Bond markets are betting that increased US government borrowing won't add to inflation. They might be right – for a while
August 16, 2018

For decades, it has been considered common sense that governments should borrow more in bad times and less in good ones. President Trump is ignoring this principle.

The Congressional Budget Office forecasts that US government borrowing will rise from under $800bn this year to over $1 trillion in 2020 – almost 5 per cent of GDP – and will rise even further thereafter. That would mean that government debt would exceed annual GDP in the 2030s.

This increased borrowing isn’t a response to a weak economy; the official unemployment rate is under 4 per cent for the first time since 1969. Instead, it is a deliberate policy move: the OECD calculates that fiscal policy will ease by 2.5 per cent of GDP this year and a further 1 per cent of GDP next year.

This has had a curious effect on bond markets. On the one hand it has raised real yields: the five-year inflation-proofed yield recently hit a nine-year high. But it has had less impact upon nominal yields. In other words, it hasn’t much changed inflation expectations. Bond markets expect inflation to average less than 2 per cent over the next five years, which is why they don’t expect much of a rise in interest rates: futures markets are pricing in a fed funds rate of only 2.7 per cent by 2020.

This is puzzling. Orthodox economics tells us that government borrowing adds to aggregate demand. When the economy is operating around full capacity, this should raise inflation, which should mean higher interest rates. Even if investors are relaxed about the extra supply of bonds, they should be worried about this.

So why aren’t they? It’s because bond markets are in effect betting on a continuation of what we’ve seen in recent years – a flat Phillips curve, or inflation not responding much to low unemployment. There are three big reasons why they might be right:

- Globalisation. An open economy can respond to capacity shortages simply by buying from abroad. Capacity constraints are replaced with a balance of payments constraint. But the US – thanks to its 'exorbitant privilege' (strong overseas demand for US dollars) can run big overseas deficits, at least for a while.

- Weak workers. Workers lack the bargaining power to push for higher pay. This is why labour’s share of GDP has fallen in recent years. One reason for this is that the workforce is more atomised. But another reason is that there is hidden unemployment – people outside the measured labour force who want to work. A wider measure of unemployment, which counts some of these, puts the jobless rate at 7.5 per cent.

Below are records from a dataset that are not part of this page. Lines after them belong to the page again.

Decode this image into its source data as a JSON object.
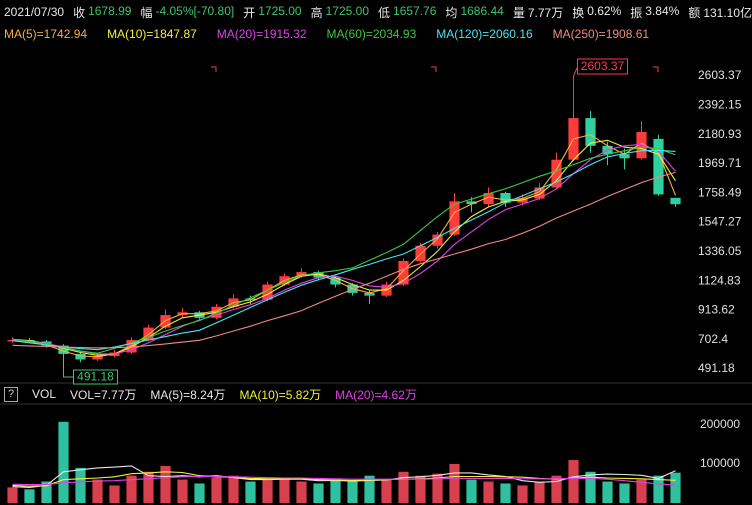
{
  "header": {
    "date": "2021/07/30",
    "items": [
      {
        "label": "收",
        "value": "1678.99",
        "color": "#3ec46c"
      },
      {
        "label": "幅",
        "value": "-4.05%[-70.80]",
        "color": "#3ec46c"
      },
      {
        "label": "开",
        "value": "1725.00",
        "color": "#3ec46c"
      },
      {
        "label": "高",
        "value": "1725.00",
        "color": "#3ec46c"
      },
      {
        "label": "低",
        "value": "1657.76",
        "color": "#3ec46c"
      },
      {
        "label": "均",
        "value": "1686.44",
        "color": "#3ec46c"
      },
      {
        "label": "量",
        "value": "7.77万",
        "color": "#e8e8e8"
      },
      {
        "label": "换",
        "value": "0.62%",
        "color": "#e8e8e8"
      },
      {
        "label": "振",
        "value": "3.84%",
        "color": "#e8e8e8"
      },
      {
        "label": "额",
        "value": "131.10亿",
        "color": "#e8e8e8"
      }
    ]
  },
  "chart_data": [
    {
      "type": "candlestick",
      "up_color": "#ff3b3b",
      "down_color": "#2fd0a0",
      "grid": false,
      "ylim": [
        397.5,
        2848.5
      ],
      "yticks": [
        491.18,
        702.4,
        913.62,
        1124.83,
        1336.05,
        1547.27,
        1758.49,
        1969.71,
        2180.93,
        2392.15,
        2603.37
      ],
      "open": [
        690,
        700,
        690,
        660,
        600,
        560,
        585,
        610,
        700,
        790,
        880,
        900,
        860,
        940,
        1000,
        990,
        1100,
        1160,
        1190,
        1150,
        1100,
        1040,
        1020,
        1100,
        1270,
        1380,
        1460,
        1700,
        1680,
        1760,
        1690,
        1720,
        1800,
        2000,
        2300,
        2100,
        2040,
        2010,
        2150,
        1725
      ],
      "high": [
        720,
        715,
        700,
        670,
        620,
        600,
        630,
        720,
        810,
        920,
        930,
        910,
        960,
        1030,
        1020,
        1120,
        1180,
        1220,
        1200,
        1160,
        1110,
        1060,
        1120,
        1290,
        1400,
        1480,
        1760,
        1730,
        1800,
        1770,
        1750,
        1830,
        2050,
        2603.37,
        2350,
        2130,
        2080,
        2280,
        2180,
        1725
      ],
      "low": [
        680,
        675,
        645,
        491.18,
        540,
        550,
        575,
        600,
        690,
        780,
        860,
        840,
        850,
        930,
        960,
        980,
        1090,
        1150,
        1130,
        1080,
        1020,
        960,
        1010,
        1090,
        1260,
        1360,
        1450,
        1620,
        1660,
        1660,
        1670,
        1710,
        1790,
        1990,
        2050,
        1960,
        1930,
        2000,
        1740,
        1657.76
      ],
      "close": [
        700,
        690,
        660,
        600,
        560,
        585,
        610,
        700,
        790,
        880,
        900,
        860,
        940,
        1000,
        990,
        1100,
        1160,
        1190,
        1150,
        1100,
        1040,
        1020,
        1100,
        1270,
        1380,
        1460,
        1700,
        1680,
        1760,
        1690,
        1720,
        1800,
        2000,
        2300,
        2100,
        2040,
        2010,
        2200,
        1749.79,
        1678.99
      ],
      "max_label_color": "#ff3b4e",
      "min_label_color": "#3ec46c",
      "series": [
        {
          "name": "MA(5)=1742.94",
          "color": "#f5b040",
          "values": [
            700,
            690,
            665,
            620,
            585,
            580,
            600,
            660,
            740,
            840,
            890,
            890,
            910,
            970,
            990,
            1060,
            1130,
            1170,
            1170,
            1130,
            1070,
            1040,
            1070,
            1200,
            1320,
            1430,
            1620,
            1680,
            1730,
            1710,
            1720,
            1770,
            1930,
            2150,
            2180,
            2100,
            2040,
            2120,
            2050,
            1742.94
          ]
        },
        {
          "name": "MA(10)=1847.87",
          "color": "#f2f03a",
          "values": [
            705,
            695,
            675,
            640,
            610,
            590,
            600,
            650,
            720,
            800,
            860,
            880,
            900,
            940,
            975,
            1030,
            1100,
            1160,
            1175,
            1150,
            1100,
            1060,
            1060,
            1130,
            1230,
            1340,
            1480,
            1590,
            1660,
            1700,
            1710,
            1750,
            1850,
            2000,
            2120,
            2140,
            2090,
            2080,
            2040,
            1847.87
          ]
        },
        {
          "name": "MA(20)=1915.32",
          "color": "#e040e8",
          "values": [
            700,
            690,
            675,
            650,
            620,
            600,
            600,
            630,
            680,
            740,
            800,
            845,
            880,
            920,
            955,
            1000,
            1060,
            1110,
            1150,
            1160,
            1130,
            1090,
            1080,
            1110,
            1180,
            1270,
            1390,
            1480,
            1570,
            1640,
            1680,
            1720,
            1790,
            1900,
            2000,
            2070,
            2100,
            2110,
            2060,
            1915.32
          ]
        },
        {
          "name": "MA(60)=2034.93",
          "color": "#3cc83c",
          "values": [
            705,
            690,
            670,
            645,
            620,
            605,
            640,
            680,
            720,
            765,
            805,
            840,
            895,
            950,
            1005,
            1060,
            1115,
            1165,
            1185,
            1200,
            1220,
            1275,
            1330,
            1390,
            1490,
            1590,
            1680,
            1715,
            1755,
            1790,
            1835,
            1880,
            1920,
            1965,
            2010,
            2040,
            2065,
            2090,
            2080,
            2034.93
          ]
        },
        {
          "name": "MA(120)=2060.16",
          "color": "#48e4f0",
          "values": [
            695,
            680,
            665,
            650,
            638,
            630,
            650,
            675,
            700,
            725,
            750,
            770,
            825,
            880,
            935,
            990,
            1045,
            1095,
            1135,
            1170,
            1210,
            1245,
            1285,
            1320,
            1380,
            1440,
            1505,
            1565,
            1625,
            1690,
            1740,
            1790,
            1840,
            1900,
            1965,
            2020,
            2045,
            2065,
            2068,
            2060.16
          ]
        },
        {
          "name": "MA(250)=1908.61",
          "color": "#f08a80",
          "values": [
            662,
            658,
            654,
            650,
            646,
            643,
            645,
            650,
            660,
            672,
            685,
            698,
            730,
            765,
            800,
            840,
            875,
            912,
            965,
            1015,
            1065,
            1110,
            1160,
            1210,
            1250,
            1285,
            1320,
            1355,
            1395,
            1425,
            1470,
            1520,
            1580,
            1630,
            1680,
            1735,
            1785,
            1835,
            1875,
            1908.61
          ]
        }
      ]
    },
    {
      "type": "bar",
      "help": "?",
      "title": "VOL",
      "current": "VOL=7.77万",
      "current_color": "#e8e8e8",
      "up_color": "#d9404e",
      "down_color": "#2fc0a0",
      "ylim": [
        0,
        251000
      ],
      "yticks": [
        100000,
        200000
      ],
      "values": [
        40000,
        35000,
        55000,
        208000,
        90000,
        60000,
        45000,
        70000,
        80000,
        95000,
        60000,
        50000,
        65000,
        70000,
        55000,
        60000,
        65000,
        55000,
        50000,
        60000,
        55000,
        70000,
        60000,
        80000,
        70000,
        75000,
        100000,
        60000,
        55000,
        50000,
        45000,
        55000,
        70000,
        110000,
        80000,
        55000,
        50000,
        60000,
        70000,
        77700
      ],
      "series": [
        {
          "name": "MA(5)=8.24万",
          "color": "#e8e8e8",
          "values": [
            42000,
            40000,
            45000,
            80000,
            85000,
            90000,
            92000,
            95000,
            70000,
            68000,
            70000,
            67000,
            70000,
            65000,
            60000,
            60000,
            61000,
            61000,
            57000,
            58000,
            56000,
            58000,
            59000,
            65000,
            67000,
            71000,
            77000,
            77000,
            72000,
            68000,
            57000,
            53000,
            55000,
            67000,
            72000,
            74000,
            73000,
            71000,
            63000,
            82400
          ]
        },
        {
          "name": "MA(10)=5.82万",
          "color": "#f2f03a",
          "values": [
            45000,
            43000,
            44000,
            60000,
            62000,
            64000,
            67000,
            75000,
            77000,
            80000,
            78000,
            70000,
            67000,
            66000,
            63000,
            62000,
            63000,
            62000,
            60000,
            59000,
            58000,
            59000,
            60000,
            61000,
            62000,
            64000,
            68000,
            68000,
            68000,
            67000,
            66000,
            63000,
            61000,
            64000,
            66000,
            64000,
            63000,
            62000,
            60000,
            58200
          ]
        },
        {
          "name": "MA(20)=4.62万",
          "color": "#e040e8",
          "values": [
            48000,
            47000,
            47000,
            52000,
            54000,
            56000,
            57000,
            60000,
            62000,
            65000,
            67000,
            68000,
            68000,
            67000,
            66000,
            65000,
            64000,
            64000,
            63000,
            62000,
            61000,
            61000,
            61000,
            61000,
            61000,
            62000,
            63000,
            63000,
            63000,
            63000,
            62000,
            62000,
            62000,
            63000,
            63000,
            61000,
            57000,
            53000,
            49000,
            46200
          ]
        }
      ]
    }
  ]
}
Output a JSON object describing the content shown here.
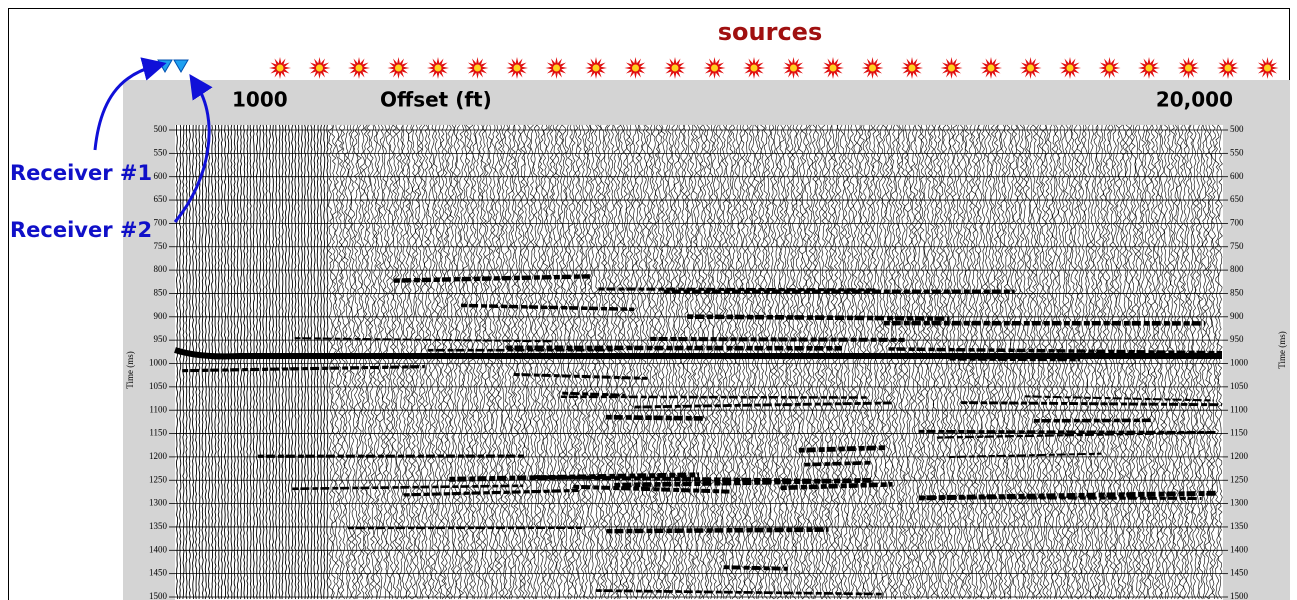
{
  "header": {
    "sources": "sources",
    "offset_label": "Offset (ft)",
    "offset_start": "1000",
    "offset_end": "20,000"
  },
  "receivers": [
    "Receiver  #1",
    "Receiver  #2"
  ],
  "time_axis": {
    "label": "Time (ms)",
    "ticks": [
      500,
      550,
      600,
      650,
      700,
      750,
      800,
      850,
      900,
      950,
      1000,
      1050,
      1100,
      1150,
      1200,
      1250,
      1300,
      1350,
      1400,
      1450,
      1500
    ]
  }
}
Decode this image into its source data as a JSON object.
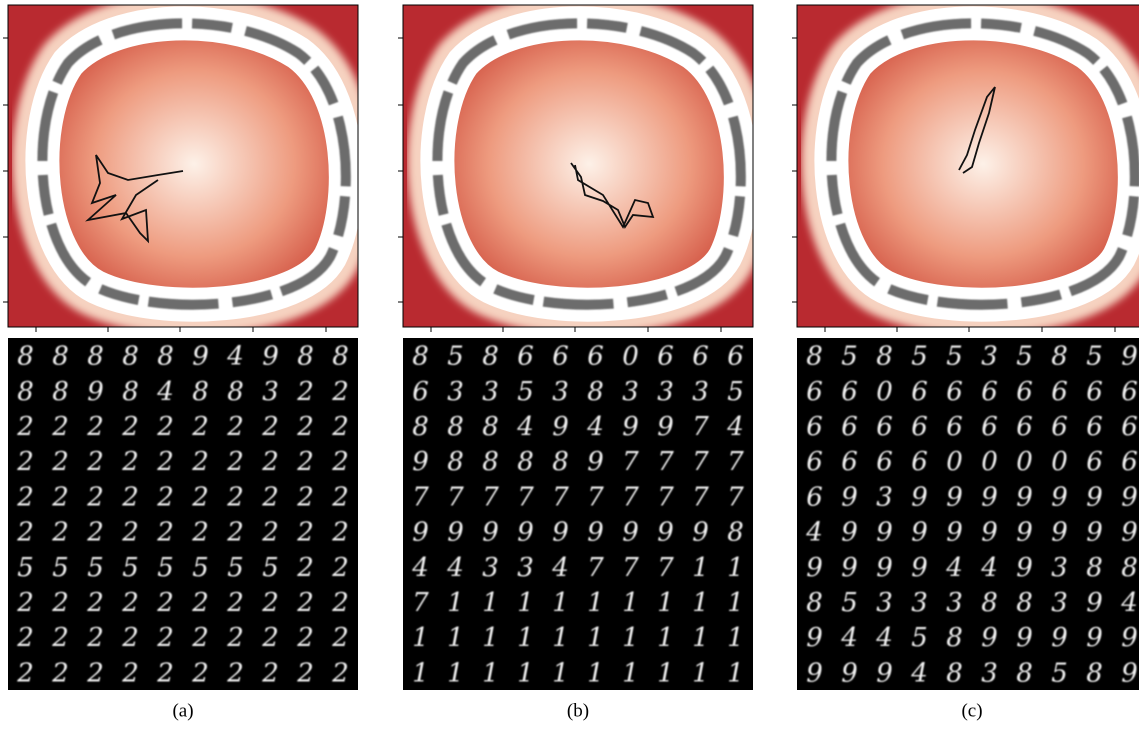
{
  "panels": [
    {
      "label": "(a)",
      "digits": [
        [
          "8",
          "8",
          "8",
          "8",
          "8",
          "9",
          "4",
          "9",
          "8",
          "8"
        ],
        [
          "8",
          "8",
          "9",
          "8",
          "4",
          "8",
          "8",
          "3",
          "2",
          "2"
        ],
        [
          "2",
          "2",
          "2",
          "2",
          "2",
          "2",
          "2",
          "2",
          "2",
          "2"
        ],
        [
          "2",
          "2",
          "2",
          "2",
          "2",
          "2",
          "2",
          "2",
          "2",
          "2"
        ],
        [
          "2",
          "2",
          "2",
          "2",
          "2",
          "2",
          "2",
          "2",
          "2",
          "2"
        ],
        [
          "2",
          "2",
          "2",
          "2",
          "2",
          "2",
          "2",
          "2",
          "2",
          "2"
        ],
        [
          "5",
          "5",
          "5",
          "5",
          "5",
          "5",
          "5",
          "5",
          "2",
          "2"
        ],
        [
          "2",
          "2",
          "2",
          "2",
          "2",
          "2",
          "2",
          "2",
          "2",
          "2"
        ],
        [
          "2",
          "2",
          "2",
          "2",
          "2",
          "2",
          "2",
          "2",
          "2",
          "2"
        ],
        [
          "2",
          "2",
          "2",
          "2",
          "2",
          "2",
          "2",
          "2",
          "2",
          "2"
        ]
      ]
    },
    {
      "label": "(b)",
      "digits": [
        [
          "8",
          "5",
          "8",
          "6",
          "6",
          "6",
          "0",
          "6",
          "6",
          "6"
        ],
        [
          "6",
          "3",
          "3",
          "5",
          "3",
          "8",
          "3",
          "3",
          "3",
          "5"
        ],
        [
          "8",
          "8",
          "8",
          "4",
          "9",
          "4",
          "9",
          "9",
          "7",
          "4"
        ],
        [
          "9",
          "8",
          "8",
          "8",
          "8",
          "9",
          "7",
          "7",
          "7",
          "7"
        ],
        [
          "7",
          "7",
          "7",
          "7",
          "7",
          "7",
          "7",
          "7",
          "7",
          "7"
        ],
        [
          "9",
          "9",
          "9",
          "9",
          "9",
          "9",
          "9",
          "9",
          "9",
          "8"
        ],
        [
          "4",
          "4",
          "3",
          "3",
          "4",
          "7",
          "7",
          "7",
          "1",
          "1"
        ],
        [
          "7",
          "1",
          "1",
          "1",
          "1",
          "1",
          "1",
          "1",
          "1",
          "1"
        ],
        [
          "1",
          "1",
          "1",
          "1",
          "1",
          "1",
          "1",
          "1",
          "1",
          "1"
        ],
        [
          "1",
          "1",
          "1",
          "1",
          "1",
          "1",
          "1",
          "1",
          "1",
          "1"
        ]
      ]
    },
    {
      "label": "(c)",
      "digits": [
        [
          "8",
          "5",
          "8",
          "5",
          "5",
          "3",
          "5",
          "8",
          "5",
          "9"
        ],
        [
          "6",
          "6",
          "0",
          "6",
          "6",
          "6",
          "6",
          "6",
          "6",
          "6"
        ],
        [
          "6",
          "6",
          "6",
          "6",
          "6",
          "6",
          "6",
          "6",
          "6",
          "6"
        ],
        [
          "6",
          "6",
          "6",
          "6",
          "0",
          "0",
          "0",
          "0",
          "6",
          "6"
        ],
        [
          "6",
          "9",
          "3",
          "9",
          "9",
          "9",
          "9",
          "9",
          "9",
          "9"
        ],
        [
          "4",
          "9",
          "9",
          "9",
          "9",
          "9",
          "9",
          "9",
          "9",
          "9"
        ],
        [
          "9",
          "9",
          "9",
          "9",
          "4",
          "4",
          "9",
          "3",
          "8",
          "8"
        ],
        [
          "8",
          "5",
          "3",
          "3",
          "3",
          "8",
          "8",
          "3",
          "9",
          "4"
        ],
        [
          "9",
          "4",
          "4",
          "5",
          "8",
          "9",
          "9",
          "9",
          "9",
          "9"
        ],
        [
          "9",
          "9",
          "9",
          "4",
          "8",
          "3",
          "8",
          "5",
          "8",
          "9"
        ]
      ]
    }
  ]
}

- An innovations gap. Stronger demand might not raise inflation because it increases capacity. The prospect of high future demand can encourage companies to invest in innovation and training, in replacing labour with machines, or simply in ways of tweaking productive methods to raise productivity. Igal Hendel and Yossi Spiegel, two Israeli economists, have shown that even in very traditional manufacturing, productivity rises with demand with the result that capacity is “ill-defined”.

If all this is right, then Trump’s fiscal expansion is actually benign even if it does directly contradict the conventional belief that policy should be counter-cyclical. Whether it is right is, however, dubious: there must surely come some point at which strong demand does push up inflation even if we don’t know what it is.

In this sense, Mr Trump is conducting an interesting experiment. And it’s one that will end badly – although whether for conventional economics or for bond markets remains to be seen.